Palavra do Mês
A palavra da Aliança de Misericórdia de Junho
A palavra da Aliança de Misericórdia de Junho
“À mesa, ele tomou o pão e abençoou-o” (Lc 24,30)
Os dois discípulos de Emaús pediram para Jesus permanecer com eles aquela noite. Ao redor da mesa, na benção do pão, o reconheceram!
Jesus se revela a nós na mesa eucarística, na fração do pão. Os vers. 30-32 do cap. 24 de Lucas dão uma chave para podermos viver ainda mais unidos, para termos Jesus no meio de nós. O pleno conhecimento d’Ele, o reconhecê-Lo no meio de nós, acontece quando com Ele condividimos o pão do amor, da fraternidade, das fraquezas, dos limites, da comunhão. É interessante constatar como nos Evangelhos, nas “mesas eucarísticas”, Jesus mostra-nos, nos vários momentos de sua vida, o modo como nos devemos relacionar entre nós e com o mundo.
Jesus, em sua vida terrena, na Palestina, participou e manifestou na mesa como, entre nós, devemos viver. À mesa, Ele expõe o seu amor e a sua misericórdia. Muitos momentos de evangelização acontecem ao redor da mesa. Ele está com os publicanos e pecadores (Lc 5, 27), come com eles, participa do dia-a-dia da vida deles. Parece que quer nos dizer que a vida de comunhão deve acontecer sem reservas e medos dos nossos defeitos, limites e fraquezas.
Ainda está ao redor da mesa, na casa de um fariseu, quando uma prostituta entra e derrama sobre Ele o perfume de alabastro. E diz a ela que seus inúmeros pecados lhe são perdoados. Jesus, num jantar, mostra que devemos acolher-nos além dos nossos pecados, por quanto sejam graves e pesados.

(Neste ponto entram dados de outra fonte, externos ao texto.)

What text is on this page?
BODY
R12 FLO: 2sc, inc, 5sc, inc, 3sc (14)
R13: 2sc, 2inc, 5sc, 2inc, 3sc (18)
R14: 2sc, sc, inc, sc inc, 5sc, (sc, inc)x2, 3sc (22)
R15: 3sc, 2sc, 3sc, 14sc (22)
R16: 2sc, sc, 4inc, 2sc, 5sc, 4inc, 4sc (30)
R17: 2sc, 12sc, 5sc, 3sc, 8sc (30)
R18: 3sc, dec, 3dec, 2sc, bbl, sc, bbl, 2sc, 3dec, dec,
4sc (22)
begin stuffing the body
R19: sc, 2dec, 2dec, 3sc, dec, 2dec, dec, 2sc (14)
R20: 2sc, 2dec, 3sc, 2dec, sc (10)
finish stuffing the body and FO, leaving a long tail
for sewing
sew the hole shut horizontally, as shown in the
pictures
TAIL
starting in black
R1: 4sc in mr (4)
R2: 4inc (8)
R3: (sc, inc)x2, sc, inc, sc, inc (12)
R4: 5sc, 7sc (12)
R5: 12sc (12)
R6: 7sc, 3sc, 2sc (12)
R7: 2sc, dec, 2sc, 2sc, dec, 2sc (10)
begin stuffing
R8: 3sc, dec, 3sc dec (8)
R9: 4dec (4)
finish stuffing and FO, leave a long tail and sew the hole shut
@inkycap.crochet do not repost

Ele também nos fala de um pai que, depois de tantos anos de espera, reencontra o filho perdido e faz logo uma ceia. Encontra-se com o filho pródigo ao redor de uma mesa. Ele mesmo faz matar o novilho mais gordo, faz uma festa, para este filho como também para o mais velho, que não quer entrar na casa. Para Jesus, não importa o grau de separação, o nível do pecado entre irmãos, filhos. Ele vai além das suas divisões e incompreensões. Por quanto entre os irmãos possam existir anos e anos de lutas, rivalidades, mágoas, incompreensões, Jesus nos ensina que devemos ir além, fazendo prevalecer a misericórdia e a escuta, dando aos outros não só uma chance para se resgatarem, mas Setenta vezes sete chances. Como não lembrar, enfim, da última ceia, quando Jesus instituiu a Eucaristia. Ele estava com os seus apóstolos ao redor da mesa, na ceia pascal. Ele lhes fala, e a nós, que tinha esperado aquele momento (na ceia, na mesa). “Ardentemente desejei viver este momento com vocês. (cf. Lc 22, 15)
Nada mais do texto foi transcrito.